The local council ran a service from a circulating white van to bring them hot coffee and contraceptives, some of which ended up in our front gardens, or in the gutter. A redoubtable neighbour of mine chased the prostitutes and their pimp away, but only to somewhere else in the city. She even confronted the pimp who pointed a gun at her. She told him not to be ridiculous and to put “that thing” away.
It has often been said that prostitution is the oldest profession and certainly no society has been able to do away with it entirely, as no society has ever been crime-free. This has suggested to some that it is pointless to try to do anything about it—as the Roman poet Horace said of nature, though you try to throw it out with a pitchfork, it will still return.
But in the circumstances, to do nothing is impossible: to do nothing is to do something, namely encourage it. But what should be done?
All kinds of approaches have been tried. In Sweden, for example, prostitution is not illegal for the prostitute, but for her client. Irrespective of the results of this, it is hypocritical, or at least inconsistent: it is like legalizing the production of fentanyl and then criminalizing its consumption.
In the Netherlands, there is a famous, or infamous, red-light district in Amsterdam. There, prostitution is tolerated, and it is said that violence towards prostitutes has declined as a result. But in what kind of society are women displayed as in shop windows, for potential customers to gape at as trout or crabs are sometimes kept in restaurants for diners to choose from? The women in question are often trafficked by people smugglers and are under the control of pimps, their lives at best those of indentured laborers, at worst those of slaves.
All this is done in the name of harm reduction; and of course such abuses, more hidden, are committed by criminals elsewhere, in other jurisdictions, under different laws.

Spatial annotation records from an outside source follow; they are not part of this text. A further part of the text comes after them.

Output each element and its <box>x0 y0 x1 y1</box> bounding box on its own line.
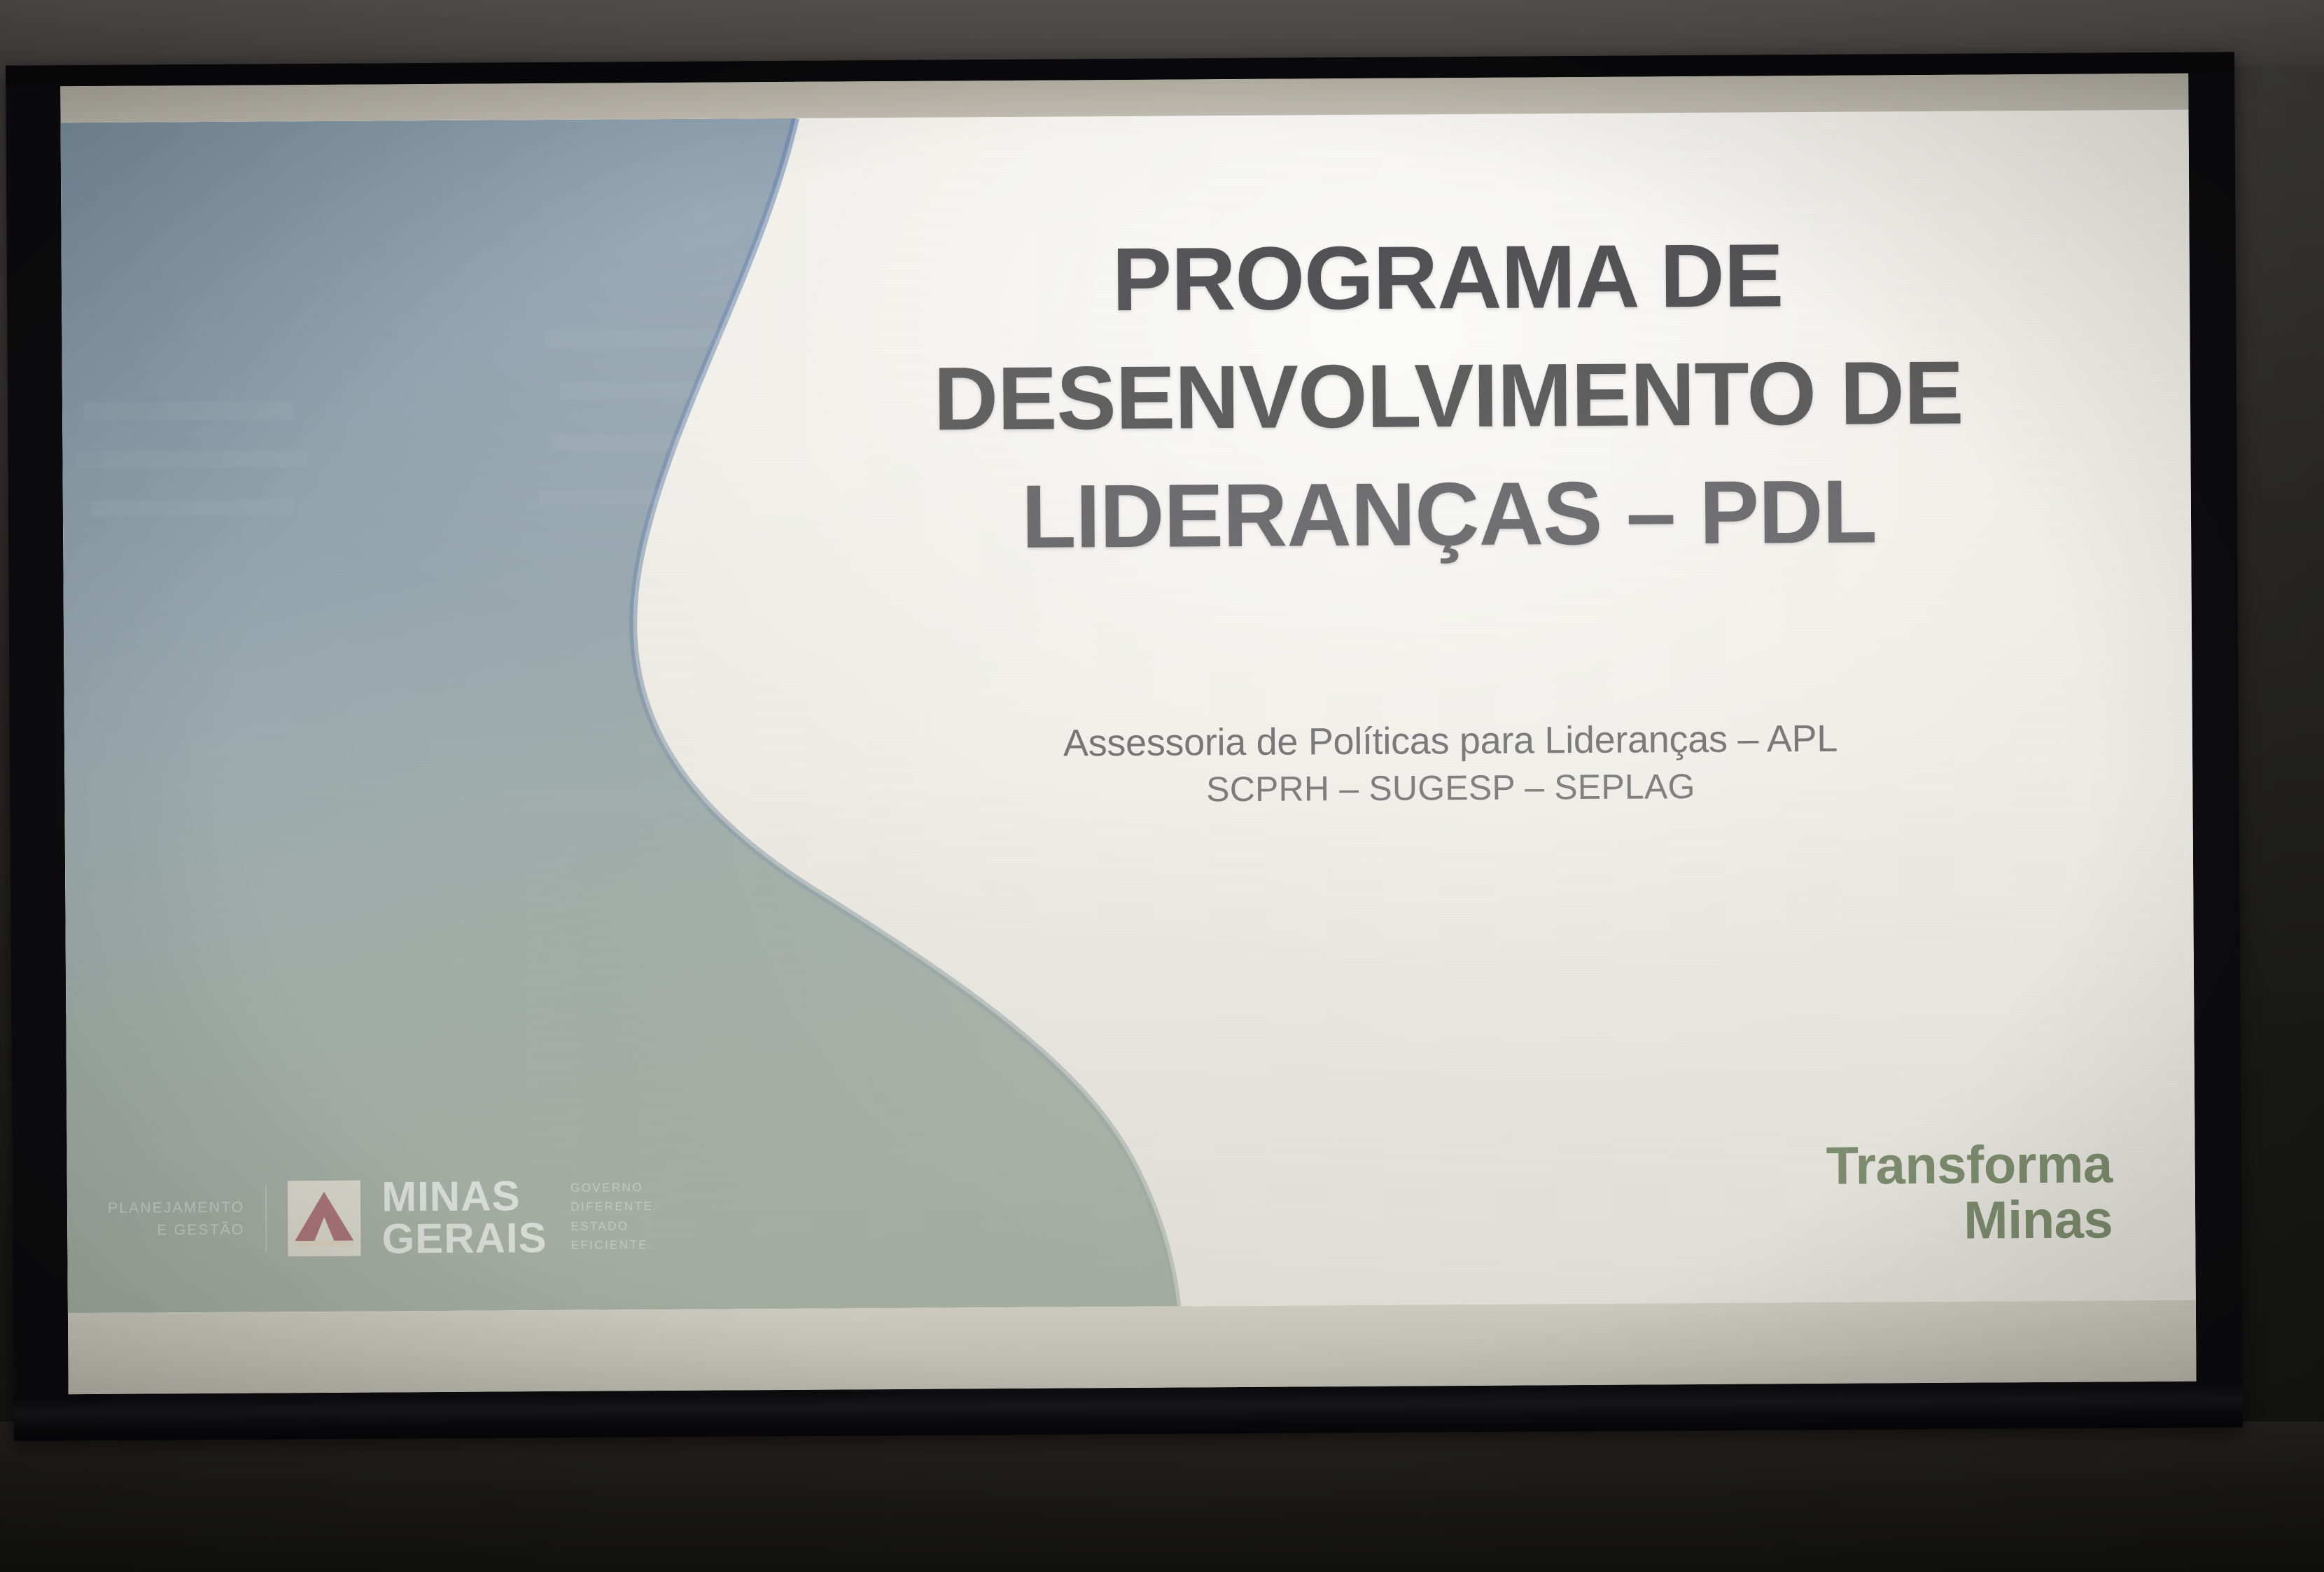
wall-lower <box>0 1421 2324 1572</box>
projection-screen-surface: PROGRAMA DE DESENVOLVIMENTO DE LIDERANÇA… <box>60 74 2196 1395</box>
department-line-1: PLANEJAMENTO <box>108 1197 244 1220</box>
title-line-3: LIDERANÇAS – PDL <box>818 452 2079 578</box>
minas-gerais-name-line-2: GERAIS <box>382 1217 547 1260</box>
title-line-1: PROGRAMA DE <box>817 216 2078 342</box>
projection-screen-frame: PROGRAMA DE DESENVOLVIMENTO DE LIDERANÇA… <box>6 52 2243 1440</box>
logo-divider <box>265 1185 267 1252</box>
transforma-minas-line-2: Minas <box>1826 1192 2113 1249</box>
screen-margin-bottom <box>68 1298 2197 1395</box>
tagline-line-2: DIFERENTE. <box>570 1197 658 1216</box>
tagline-line-1: GOVERNO <box>570 1178 658 1197</box>
slide-title: PROGRAMA DE DESENVOLVIMENTO DE LIDERANÇA… <box>817 216 2079 578</box>
transforma-minas-line-1: Transforma <box>1826 1138 2113 1195</box>
title-line-2: DESENVOLVIMENTO DE <box>818 334 2078 460</box>
subtitle-line-1: Assessoria de Políticas para Lideranças … <box>820 713 2080 770</box>
tagline-line-3: ESTADO <box>570 1216 658 1236</box>
transforma-minas-logo: Transforma Minas <box>1826 1138 2113 1249</box>
minas-gerais-wordmark: MINAS GERAIS <box>382 1175 547 1259</box>
minas-gerais-logo: PLANEJAMENTO E GESTÃO MINAS GERAIS <box>108 1174 659 1261</box>
projected-slide: PROGRAMA DE DESENVOLVIMENTO DE LIDERANÇA… <box>61 110 2196 1314</box>
room-photograph: PROGRAMA DE DESENVOLVIMENTO DE LIDERANÇA… <box>0 0 2324 1572</box>
minas-gerais-name-line-1: MINAS <box>382 1175 547 1218</box>
tagline-line-4: EFICIENTE. <box>571 1235 659 1255</box>
slide-subtitle: Assessoria de Políticas para Lideranças … <box>820 713 2081 815</box>
department-line-2: E GESTÃO <box>108 1218 244 1241</box>
subtitle-line-2: SCPRH – SUGESP – SEPLAG <box>820 762 2080 815</box>
minas-gerais-department: PLANEJAMENTO E GESTÃO <box>108 1197 245 1241</box>
minas-gerais-tagline: GOVERNO DIFERENTE. ESTADO EFICIENTE. <box>570 1178 659 1255</box>
minas-gerais-triangle-icon <box>288 1180 361 1256</box>
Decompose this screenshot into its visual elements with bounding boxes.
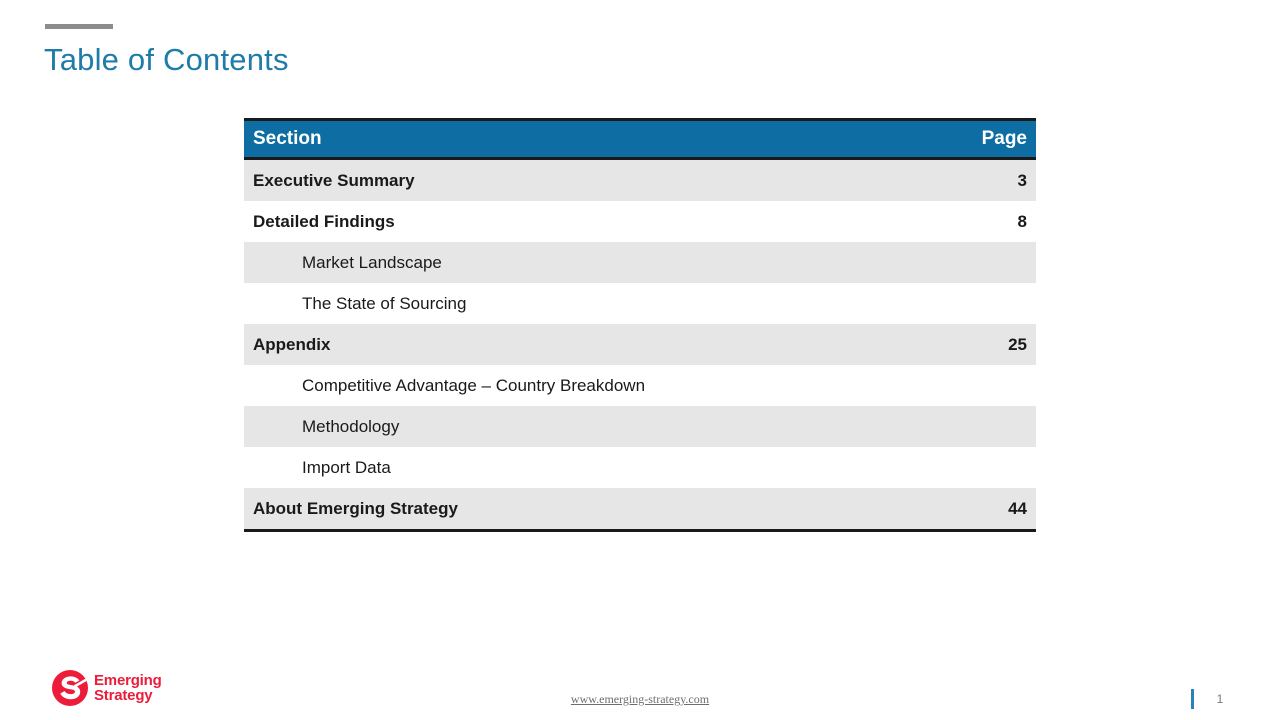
toc-row[interactable]: The State of Sourcing	[244, 283, 1036, 324]
toc-row[interactable]: Methodology	[244, 406, 1036, 447]
column-header-section: Section	[253, 128, 322, 150]
toc-row-page-number: 8	[1018, 212, 1027, 232]
toc-row[interactable]: About Emerging Strategy44	[244, 488, 1036, 529]
toc-row-label: Detailed Findings	[253, 212, 395, 232]
footer-website-link[interactable]: www.emerging-strategy.com	[0, 692, 1280, 707]
toc-row-page-number: 44	[1008, 499, 1027, 519]
toc-row[interactable]: Competitive Advantage – Country Breakdow…	[244, 365, 1036, 406]
toc-row-label: The State of Sourcing	[253, 294, 466, 314]
page-title: Table of Contents	[44, 42, 289, 78]
title-accent-rule	[45, 24, 113, 29]
toc-row-page-number: 25	[1008, 335, 1027, 355]
toc-row[interactable]: Appendix25	[244, 324, 1036, 365]
toc-row-label: Executive Summary	[253, 171, 415, 191]
toc-row[interactable]: Market Landscape	[244, 242, 1036, 283]
toc-row-label: About Emerging Strategy	[253, 499, 458, 519]
toc-body: Executive Summary3Detailed Findings8Mark…	[244, 160, 1036, 529]
page-number: 1	[1205, 692, 1235, 706]
logo-wordmark-line-1: Emerging	[94, 673, 162, 688]
toc-row-label: Methodology	[253, 417, 399, 437]
toc-row-label: Market Landscape	[253, 253, 442, 273]
column-header-page: Page	[982, 128, 1027, 150]
toc-row-label: Competitive Advantage – Country Breakdow…	[253, 376, 645, 396]
toc-row[interactable]: Executive Summary3	[244, 160, 1036, 201]
toc-row-label: Import Data	[253, 458, 391, 478]
toc-row[interactable]: Import Data	[244, 447, 1036, 488]
toc-row-label: Appendix	[253, 335, 330, 355]
toc-row[interactable]: Detailed Findings8	[244, 201, 1036, 242]
toc-header-row: Section Page	[244, 121, 1036, 160]
toc-row-page-number: 3	[1018, 171, 1027, 191]
table-of-contents: Section Page Executive Summary3Detailed …	[244, 118, 1036, 532]
page-number-separator	[1191, 689, 1194, 709]
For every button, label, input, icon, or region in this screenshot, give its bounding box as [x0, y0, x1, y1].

But is the quality of life made better by bringing out into daylight for everyone to see what was formerly hidden? Amsterdammers do not think so; and the red-light district of their city, which has the seal of semi-official approval, is one of the most melancholy sights in the civilized world that is known to me. Life cannot be lived entirely out in the open in the name of supposed honesty.
In Britain, prostitution is legal but soliciting for custom is not, which is both inconsistent and unrealistic. It leads to arbitrary enforcement of the law and obvious opportunities for police corruption. But outright prohibition does the same, insofar as complete suppression has been proved impracticable.
Nevertheless, the choice is not between a perfect solution and no solution at all. The idea of harm reduction brings harms of its own, sometimes intangible, but greater than those it is supposed to reduce.
At the very least, we should not portray prostitution as in any way amusing or glamorous. I recall an adolescent girl of solid middle-class background, intelligent and normally destined for a successful career, who was dazzled by the supposed glamour and drama of the low life. She ran away from her comfortable home and soon fell in with two drug dealers. They imprisoned her and addicted her to heroin by forced injections, in the hope that they could turn her into a prostitute in return for heroin. One day, though, they killed her, or she killed herself, with too large a dose. They called a low-life lawyer for his advice, which was to dispose of her body in the local reservoir.
No, prostitution is not a glorious cycle of song.